Wednesday, September 17, 2014
What we see, and when we see it
Standing next to a friend who’s a professional photographer, I know he’s aware of everything that’s going on in front of him – and quite a bit that’s happening behind, too. The wind is blowing this way, which means that in a minute the clouds will part and the sun will shine. It’s worth waiting, even if you're backed into a prickly bush to get the right viewpoint. When it comes, the sun will shine over there, setting this door surround into rich and picturesque shadow while making the paintwork of the door shine beguilingly. There’s a telephone wire over there, so we’ll move a little to the left so that it doesn’t form a distraction in the frame. On the other hand, there’s a woman in a red polka-dot dress up the road: in a minute she’ll walk into shot and her dress will make that green door glow all the more as she passes it. The pulse increases. Sun, shadow, door, dress, all in perfect alignment. The decisive moment. The Leica makes its barely audible click. And on we go to the next shot.

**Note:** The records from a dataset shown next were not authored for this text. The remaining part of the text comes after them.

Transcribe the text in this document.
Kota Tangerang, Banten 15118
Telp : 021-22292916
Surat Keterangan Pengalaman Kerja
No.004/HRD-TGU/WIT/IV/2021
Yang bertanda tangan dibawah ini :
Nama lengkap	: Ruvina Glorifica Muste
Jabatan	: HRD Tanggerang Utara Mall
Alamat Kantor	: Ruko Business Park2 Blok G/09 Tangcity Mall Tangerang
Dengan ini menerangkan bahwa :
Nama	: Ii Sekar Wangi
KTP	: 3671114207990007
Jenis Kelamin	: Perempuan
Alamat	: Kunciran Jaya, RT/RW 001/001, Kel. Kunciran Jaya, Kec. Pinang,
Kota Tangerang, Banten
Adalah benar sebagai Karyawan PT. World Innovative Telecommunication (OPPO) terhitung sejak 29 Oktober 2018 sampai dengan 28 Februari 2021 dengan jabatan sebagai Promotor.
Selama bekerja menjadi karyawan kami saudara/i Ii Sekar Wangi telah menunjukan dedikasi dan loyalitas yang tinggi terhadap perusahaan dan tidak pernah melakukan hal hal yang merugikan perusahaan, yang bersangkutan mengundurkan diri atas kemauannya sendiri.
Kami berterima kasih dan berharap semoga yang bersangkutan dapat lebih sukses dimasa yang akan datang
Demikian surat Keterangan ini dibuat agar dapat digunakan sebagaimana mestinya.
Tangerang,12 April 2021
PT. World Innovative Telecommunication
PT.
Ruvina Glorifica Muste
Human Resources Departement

Naturally I try to learn from this example, but it’s slow going. I am still apt to make the beginner’s mistake of concentrating too closely on the main subject, to the exclusion of all else, and ignoring intrusive distractions at the edges of the frame. Of course, back in the studio (formerly the darkroom) even the professional photographer discovers unexpected things lurking in the shadows or on the edges, as the film Blow Up showed.
Not, I’m glad to say, that I’ve ever discovered anything as sinister as the corpse that the David Hemmings character in Blow Up discovers when he starts enlarging his prints. But even so, odd things crop up. One freezing afternoon in Malmesbury, my thoughts frankly on finding a warming cup of coffee or getting back in the car, I couldn’t resist defying the bitter wind and pointing the camera at this Gothic gateway, leading into the abbey churchyard. A bit of Georgian semi-gothic, with Y-tracery in the windows but a semicircular archway: a picturesque mishmash, in fact. Very satisfactory. Click. When I got home I saw, in the right-hand side of the frame, on this bone-chilling day, a chap erecting a folding chair. It really is remarkable what you see in photographs.